At the end of the day, South Africa was always a basket case. Massive defense industry trying build Peacekeeper missiles and Apache type helps. Dumping the majority of your population into a racist totalitarian hellscape. The economy only worked due to resource extraction that used a massively underdeveloped and overtaxed majority controlled gybe totalitarian state.
As much of the above economic superstructure has not changed, one can hardly then expect the basket to become a bucket.
The solar in question is mainly being installed by individuals at their own cost because the power grid is failing around them due to corruption and mismanagement.
South Africa used to have some of the cheapest power in the world. I have a friend who grew up there and he said it had never even occurred to him to calculate the cost of running a 100W bulb before he moved to the US. Further, at one point the electrical grid (and most infrastructure) was considered some of the best in the world. For me, it’s telling that solar is cost effective at all given how cheap and stable their power was 20 years ago. By all accounts the corruption in the country has grown to make their power unreliable enough that solar makes sense.

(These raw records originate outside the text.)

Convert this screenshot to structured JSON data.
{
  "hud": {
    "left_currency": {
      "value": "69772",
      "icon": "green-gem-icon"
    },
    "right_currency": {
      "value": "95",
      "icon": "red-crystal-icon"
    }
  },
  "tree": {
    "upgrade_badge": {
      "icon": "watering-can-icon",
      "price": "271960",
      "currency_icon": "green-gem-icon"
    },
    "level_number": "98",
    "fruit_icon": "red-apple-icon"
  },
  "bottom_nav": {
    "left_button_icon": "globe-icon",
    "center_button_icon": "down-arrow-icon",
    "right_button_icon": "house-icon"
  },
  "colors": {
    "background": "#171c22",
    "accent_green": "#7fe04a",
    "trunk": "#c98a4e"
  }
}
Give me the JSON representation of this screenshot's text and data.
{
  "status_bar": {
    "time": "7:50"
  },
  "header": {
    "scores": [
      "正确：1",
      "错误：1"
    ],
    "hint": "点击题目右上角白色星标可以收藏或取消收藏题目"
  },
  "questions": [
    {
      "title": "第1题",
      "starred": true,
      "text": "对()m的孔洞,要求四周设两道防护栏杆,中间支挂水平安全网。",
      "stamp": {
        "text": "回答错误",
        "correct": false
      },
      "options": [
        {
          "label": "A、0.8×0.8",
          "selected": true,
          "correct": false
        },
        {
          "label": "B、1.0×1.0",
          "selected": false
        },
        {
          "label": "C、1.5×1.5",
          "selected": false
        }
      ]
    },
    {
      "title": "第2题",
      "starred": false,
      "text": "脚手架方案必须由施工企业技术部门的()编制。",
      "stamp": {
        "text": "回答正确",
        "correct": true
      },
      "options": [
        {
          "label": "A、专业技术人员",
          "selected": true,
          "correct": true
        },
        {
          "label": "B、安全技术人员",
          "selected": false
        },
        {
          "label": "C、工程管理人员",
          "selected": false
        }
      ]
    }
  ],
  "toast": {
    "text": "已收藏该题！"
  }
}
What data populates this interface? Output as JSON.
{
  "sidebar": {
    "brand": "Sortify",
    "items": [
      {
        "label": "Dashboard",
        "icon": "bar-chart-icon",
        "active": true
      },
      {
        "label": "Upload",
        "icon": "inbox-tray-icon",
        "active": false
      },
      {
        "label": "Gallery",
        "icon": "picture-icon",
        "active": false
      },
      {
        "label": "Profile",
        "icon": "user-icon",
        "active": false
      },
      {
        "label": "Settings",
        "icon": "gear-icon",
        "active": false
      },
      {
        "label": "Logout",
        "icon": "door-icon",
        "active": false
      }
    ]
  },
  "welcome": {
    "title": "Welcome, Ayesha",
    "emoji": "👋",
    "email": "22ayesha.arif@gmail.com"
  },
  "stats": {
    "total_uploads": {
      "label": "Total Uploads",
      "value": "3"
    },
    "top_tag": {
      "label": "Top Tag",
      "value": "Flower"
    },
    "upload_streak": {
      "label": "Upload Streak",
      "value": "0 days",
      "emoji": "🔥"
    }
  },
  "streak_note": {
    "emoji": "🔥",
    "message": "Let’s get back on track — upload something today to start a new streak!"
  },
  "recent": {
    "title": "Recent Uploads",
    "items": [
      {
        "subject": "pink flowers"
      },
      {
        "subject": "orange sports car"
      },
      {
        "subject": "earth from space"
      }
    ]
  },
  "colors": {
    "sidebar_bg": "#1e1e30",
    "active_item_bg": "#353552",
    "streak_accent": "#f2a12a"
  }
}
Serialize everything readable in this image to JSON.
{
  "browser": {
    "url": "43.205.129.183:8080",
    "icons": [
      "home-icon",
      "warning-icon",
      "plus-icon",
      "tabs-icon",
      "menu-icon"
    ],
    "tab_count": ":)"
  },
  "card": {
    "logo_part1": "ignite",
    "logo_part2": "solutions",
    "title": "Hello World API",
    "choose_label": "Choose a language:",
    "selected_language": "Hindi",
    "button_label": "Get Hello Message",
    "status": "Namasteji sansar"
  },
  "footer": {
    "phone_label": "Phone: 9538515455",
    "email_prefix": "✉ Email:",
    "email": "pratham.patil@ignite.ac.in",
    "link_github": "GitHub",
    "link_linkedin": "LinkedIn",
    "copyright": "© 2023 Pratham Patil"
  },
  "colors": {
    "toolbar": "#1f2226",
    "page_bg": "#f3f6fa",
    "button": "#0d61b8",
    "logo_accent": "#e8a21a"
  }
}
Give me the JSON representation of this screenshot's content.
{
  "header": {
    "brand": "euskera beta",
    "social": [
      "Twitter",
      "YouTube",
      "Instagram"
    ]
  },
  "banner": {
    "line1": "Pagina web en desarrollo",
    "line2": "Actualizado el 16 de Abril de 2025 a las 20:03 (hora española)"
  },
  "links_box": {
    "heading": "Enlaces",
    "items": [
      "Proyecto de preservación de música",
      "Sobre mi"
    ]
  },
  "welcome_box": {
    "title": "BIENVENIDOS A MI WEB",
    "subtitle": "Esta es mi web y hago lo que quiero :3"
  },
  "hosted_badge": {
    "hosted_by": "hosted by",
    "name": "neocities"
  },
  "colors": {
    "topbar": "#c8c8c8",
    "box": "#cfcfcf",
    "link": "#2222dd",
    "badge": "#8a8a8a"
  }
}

South Africa is on a quite another level of pathology ...
There was a manager who was hired by the government to fix the worst inefficiencies in Eskom (the electricity monopoly). The people who stood to lose the most crooked contracts tried to poison him.
And all the money went to China - my panels, battery and inverter are all imported and that is money that did not enter the local economy except for the labor and installation costs.
What a shame to see South Africa morph into just another African basket case…no successful country in the whole continent, what a shame.